Terminating training with status: iteration_limit
-------------------------------------------------------
Info

For more information on the numerical stability report, read the Numerical stability report section.

Simulating the policy

Once you have a trained policy, you can simulate it using Kokako.simulate. The return value from simulate is a vector with one element for each replication. Each element is itself a vector, with one element for each stage. Each element, corresponding to a particular stage in a particular replication, is a dictionary that records information from the simulation.
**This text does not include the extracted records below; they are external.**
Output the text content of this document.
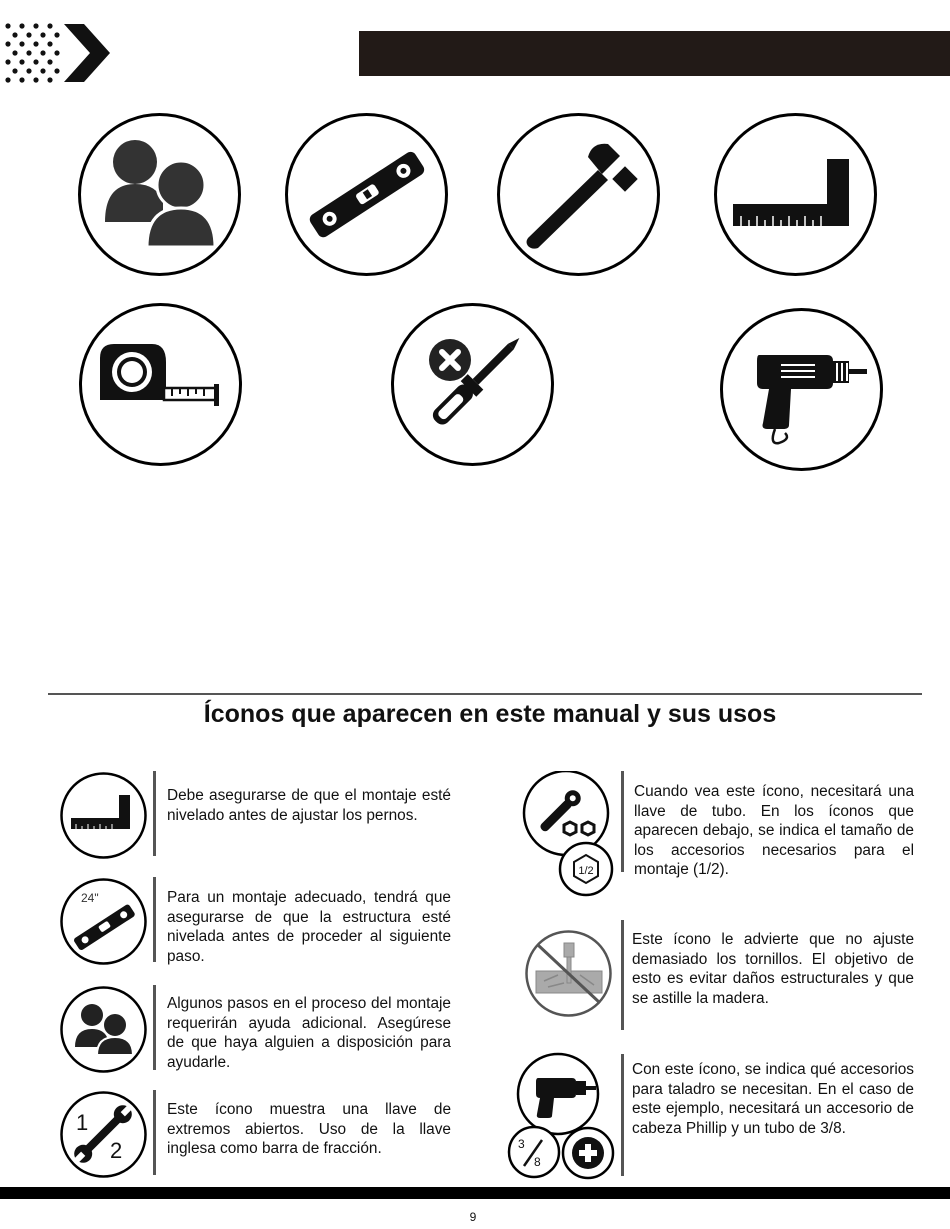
Íconos que aparecen en este manual y sus usos
Debe asegurarse de que el montaje esté nivelado antes de ajustar los pernos.
24"	Para un montaje adecuado, tendrá que asegurarse de que la estructura esté nivelada antes de proceder al siguiente paso.
Algunos pasos en el proceso del montaje requerirán ayuda adicional. Asegúrese de que haya alguien a disposición para ayudarle.
1
2
Este ícono muestra una llave de extremos abiertos. Uso de la llave inglesa como barra de fracción.
1/2
Cuando vea este ícono, necesitará una llave de tubo. En los íconos que aparecen debajo, se indica el tamaño de los accesorios necesarios para el montaje (1/2).
Este ícono le advierte que no ajuste demasiado los tornillos. El objetivo de esto es evitar daños estructurales y que se astille la madera.
3
8
Con este ícono, se indica qué accesorios para taladro se necesitan. En el caso de este ejemplo, necesitará un accesorio de cabeza Phillip y un tubo de 3/8.
9
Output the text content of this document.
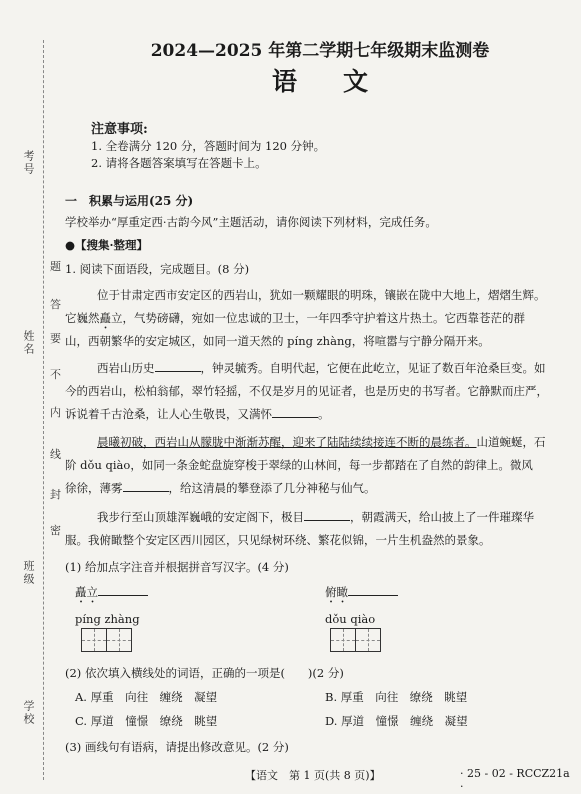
班级
姓名
考号
学校
题
答
要
不
内
线
封
密
2024—2025 年第二学期七年级期末监测卷
语文
注意事项:
1. 全卷满分 120 分，答题时间为 120 分钟。
2. 请将各题答案填写在答题卡上。
一　积累与运用(25 分)
学校举办“厚重定西·古韵今风”主题活动，请你阅读下列材料，完成任务。
●【搜集·整理】
1. 阅读下面语段，完成题目。(8 分)
位于甘肃定西市安定区的西岩山，犹如一颗耀眼的明珠，镶嵌在陇中大地上，熠熠生辉。
它巍然矗立，气势磅礴，宛如一位忠诚的卫士，一年四季守护着这片热土。它西靠苍茫的群
山，西朝繁华的安定城区，如同一道天然的 píng zhàng，将喧嚣与宁静分隔开来。
西岩山历史	，钟灵毓秀。自明代起，它便在此屹立，见证了数百年沧桑巨变。如
今的西岩山，松柏翁郁，翠竹轻摇，不仅是岁月的见证者，也是历史的书写者。它静默而庄严，
诉说着千古沧桑，让人心生敬畏，又满怀	。
晨曦初破，西岩山从朦胧中渐渐苏醒，迎来了陆陆续续接连不断的晨练者。山道蜿蜒，石
阶 dǒu qiào，如同一条金蛇盘旋穿梭于翠绿的山林间，每一步都踏在了自然的韵律上。微风
徐徐，薄雾	，给这清晨的攀登添了几分神秘与仙气。
我步行至山顶雄浑巍峨的安定阁下，极目	，朝霞满天，给山披上了一件璀璨华
服。我俯瞰整个安定区西川园区，只见绿树环绕、繁花似锦，一片生机盎然的景象。
(1) 给加点字注音并根据拼音写汉字。(4 分)
矗立	俯瞰
píng zhàng	dǒu qiào
(2) 依次填入横线处的词语，正确的一项是(　　)(2 分)
A. 厚重　向往　缠绕　凝望	B. 厚重　向往　缭绕　眺望
C. 厚道　憧憬　缭绕　眺望	D. 厚道　憧憬　缠绕　凝望
(3) 画线句有语病，请提出修改意见。(2 分)
【语文　第 1 页(共 8 页)】	· 25 - 02 - RCCZ21a ·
simulations = Kokako.simulate(
    # The trained model to simulate.
    model,
    # The number of replications.
    1,
    # A list of names to record the values of.
    [:volume, :thermal_generation, :hydro_generation, :hydro_spill]
)

replication = 1
stage = 2
simulations[replication][stage]

# output

Dict{Symbol,Any} with 9 entries:
  :volume             => State{Float64}(200.0, 150.0)
  :hydro_spill        => 0.0
  :bellman_term       => 0.0
  :noise_term         => nothing
  :node_index         => 2
  :stage_objective    => 10000.0
  :objective_state    => nothing
  :thermal_generation => 100.0
  :hydro_generation   => 50.0

Ignore many of the entries for now. They will be relevant later. Of interest is :volume and :thermal_generation.

julia> outgoing_volume = [stage[:volume].out for stage in simulations[1]]
3-element Array{Float64,1}:
 200.0
 150.0
   0.0

julia> thermal_generation = [stage[:thermal_generation] for stage in simulations[1]]
3-element Array{Float64,1}:
 150.0
 100.0
   0.0

From this, we can see the optimal policy: in the first stage, use 150 MWh of thermal generation and 0 MWh of hydro generation. In the second stage, use 100 MWh of thermal and 50 MWh of hydro. In the third and final stage, use 0 MWh of thermal and 150 MWh of hydro.

This concludes our first very simple tutorial for SDDP.jl. In the next tutorial, Basic II: adding uncertainty, we will extend this problem by adding uncertainty.